Solve a system of quadratic equations in two variables for integral solutions.

Question

Let's say I have two equations like:

$x^2 - y^2 = 6$ or

$x^2 + y^2 = 6$

What is the best way to solve these sort of equations for finding only positive integral solutions?

Answer 1

For the first you can write

$$(x-y)(x+y)=6$$

For the second equation do case work. If

$$x=1$$

you get

$$y^2=5$$

and for

$$x=2$$

you will get

$$y^2=2$$

and

$$x=3$$

is impossible, thus we have no solutions.

Answer 2

General Case:

These equations belong to the conic sections: $$ Ax^2 + Bxy + Cy^2 +Dx + Ey + F = 0 $$ If $x$ and $y$ are real values you end up with curves like hyperbolas and circles.

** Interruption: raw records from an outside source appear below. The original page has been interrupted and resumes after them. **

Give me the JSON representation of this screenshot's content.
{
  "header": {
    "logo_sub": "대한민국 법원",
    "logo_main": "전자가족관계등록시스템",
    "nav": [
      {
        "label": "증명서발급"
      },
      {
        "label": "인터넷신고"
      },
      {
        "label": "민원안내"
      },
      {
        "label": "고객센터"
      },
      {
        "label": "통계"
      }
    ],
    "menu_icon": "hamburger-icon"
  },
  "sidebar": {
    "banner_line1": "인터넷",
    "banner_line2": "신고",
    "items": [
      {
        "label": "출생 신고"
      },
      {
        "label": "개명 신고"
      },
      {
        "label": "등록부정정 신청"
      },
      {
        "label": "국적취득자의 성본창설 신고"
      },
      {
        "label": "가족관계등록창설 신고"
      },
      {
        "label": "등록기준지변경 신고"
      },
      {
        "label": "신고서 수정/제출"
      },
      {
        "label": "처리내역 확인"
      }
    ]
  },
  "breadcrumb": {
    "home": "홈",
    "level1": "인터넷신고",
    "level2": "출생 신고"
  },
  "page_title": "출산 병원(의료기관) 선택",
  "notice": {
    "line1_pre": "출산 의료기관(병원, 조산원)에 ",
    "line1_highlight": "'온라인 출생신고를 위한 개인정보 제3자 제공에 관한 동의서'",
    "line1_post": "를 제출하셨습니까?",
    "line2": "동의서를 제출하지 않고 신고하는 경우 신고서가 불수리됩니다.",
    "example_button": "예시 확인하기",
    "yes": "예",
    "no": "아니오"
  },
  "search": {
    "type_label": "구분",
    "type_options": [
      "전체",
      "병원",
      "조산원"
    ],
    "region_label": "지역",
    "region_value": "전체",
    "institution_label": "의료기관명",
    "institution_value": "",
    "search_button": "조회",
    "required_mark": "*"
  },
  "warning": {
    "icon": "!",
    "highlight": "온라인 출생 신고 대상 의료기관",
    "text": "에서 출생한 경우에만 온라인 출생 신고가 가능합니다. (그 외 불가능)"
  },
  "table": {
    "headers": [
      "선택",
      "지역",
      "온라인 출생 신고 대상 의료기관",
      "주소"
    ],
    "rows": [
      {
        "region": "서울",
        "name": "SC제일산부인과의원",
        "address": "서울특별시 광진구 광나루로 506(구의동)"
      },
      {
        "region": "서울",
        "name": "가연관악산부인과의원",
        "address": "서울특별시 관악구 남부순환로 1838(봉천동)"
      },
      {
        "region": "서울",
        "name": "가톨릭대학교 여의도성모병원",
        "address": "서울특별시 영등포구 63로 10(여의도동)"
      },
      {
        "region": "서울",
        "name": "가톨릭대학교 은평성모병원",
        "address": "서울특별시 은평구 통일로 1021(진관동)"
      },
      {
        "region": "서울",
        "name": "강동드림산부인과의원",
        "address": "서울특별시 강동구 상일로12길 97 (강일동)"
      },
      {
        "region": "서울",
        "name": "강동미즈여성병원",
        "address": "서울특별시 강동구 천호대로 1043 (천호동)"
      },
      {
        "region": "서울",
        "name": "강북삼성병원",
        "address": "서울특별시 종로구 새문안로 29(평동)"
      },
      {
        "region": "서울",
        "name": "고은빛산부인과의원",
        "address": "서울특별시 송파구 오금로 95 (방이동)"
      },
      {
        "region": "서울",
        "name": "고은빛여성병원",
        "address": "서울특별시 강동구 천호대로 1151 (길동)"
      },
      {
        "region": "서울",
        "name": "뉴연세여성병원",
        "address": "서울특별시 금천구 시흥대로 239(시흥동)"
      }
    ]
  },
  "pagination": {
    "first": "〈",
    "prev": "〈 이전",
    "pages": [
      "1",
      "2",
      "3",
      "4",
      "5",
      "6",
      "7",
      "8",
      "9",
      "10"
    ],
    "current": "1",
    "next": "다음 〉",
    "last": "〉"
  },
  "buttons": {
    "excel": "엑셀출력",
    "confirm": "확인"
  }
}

If you restrict the unknowns to integer values, these equations are called Diophantine equations.

An example is Pell's equation: $$ x^2-ny^2=1 $$ which is equivalent to the type of your first equation. You might restrict its general solutions to positive ones.

For the second type of equations one ends up with Pythgorean triples: $$ a^2 + b^2 = c^2 $$

Your Case:

For your given equations there seem to be no solutions according to WA (link and link).

First Equation: Looking for a solution of $$ x^2 - y^2 = 6 \\ $$ Case $x \le y$: For $x$ and $y = x + k$ for $k \ge 0$ we have $$ 6 = x^2 - (x + k)^2 = -k^2 - 2kx \le 0 $$ so no solution for $x \le y$.

Case $x > y$: For $x = y + k$ and $k > 0$ we have $$ 6 = (y + k)^2 - y^2 = k^2 + 2ky = f(k,y) $$ So we simply try out the first few positive integer values for $k$: $$ f(1, y) = 1 + 2y \ne 6 $$ because the left hand side is odd and the right hand side even. $$ f(2, y) = 4 + 4 y \ge 8 > 6 $$ As $f$ is increasing with $k$, we have $f(k,y) > 6$ for $k \ge 2$, so no solution here either.

Second Equation: Looking for a solution of $$ x^2 + y^2 = 6 \\ $$ We can assume $x \ge y$, otherwise we rename $x$ into $y$ and vice versa.

So we have $x = y + k$ and $k \ge 0$ and get $$ 6 = (y + k)^2 + y^2 = 2y^2 + k^2 + 2k = g(k, y) $$ We try out the first few non-negative integer values for $k$: $$ g(0, y) = 2y^2 = 6 \iff y = \pm \sqrt{3} \\ $$ which is no integer. $$ g(1, y) = 2y^2 + 3 = 6 \iff y^2 = 3/2 $$ which is no integer as well. $$ g(2, y) = 2 y^2 + 8 \ge 10 > 6 $$ as $g$ is increasing with $k$, it will not get better, so no solution here either.

Answer 3

As a starting point, I suggest plotting the solutions to each equation to see where the intersections (if any) between them are. For the pair of equations given in the question, we see that there appear to be two points where the circle $x^2 + y^2 = 6$ (red) intersects with the hyperbola $x^2 - y^2 = 6$ (blue), and the intersection is at approximately $x = \pm 2.4, y=0$.

You can find the solutions analytically by adding and subtracting the two equations: $$(x^2 + y^2) + (x^2 - y^2) = 6 + 6 \implies x^2 = 6 \implies x = \pm \sqrt{6} \approx 2.449$$ and $$(x^2 + y^2) - (x^2 - y^2) = 6 - 6 \implies y^2 = 0 \implies y = 0.$$ Therefore, the solutions to the system of equations are $(\pm \sqrt{6}, 0)$.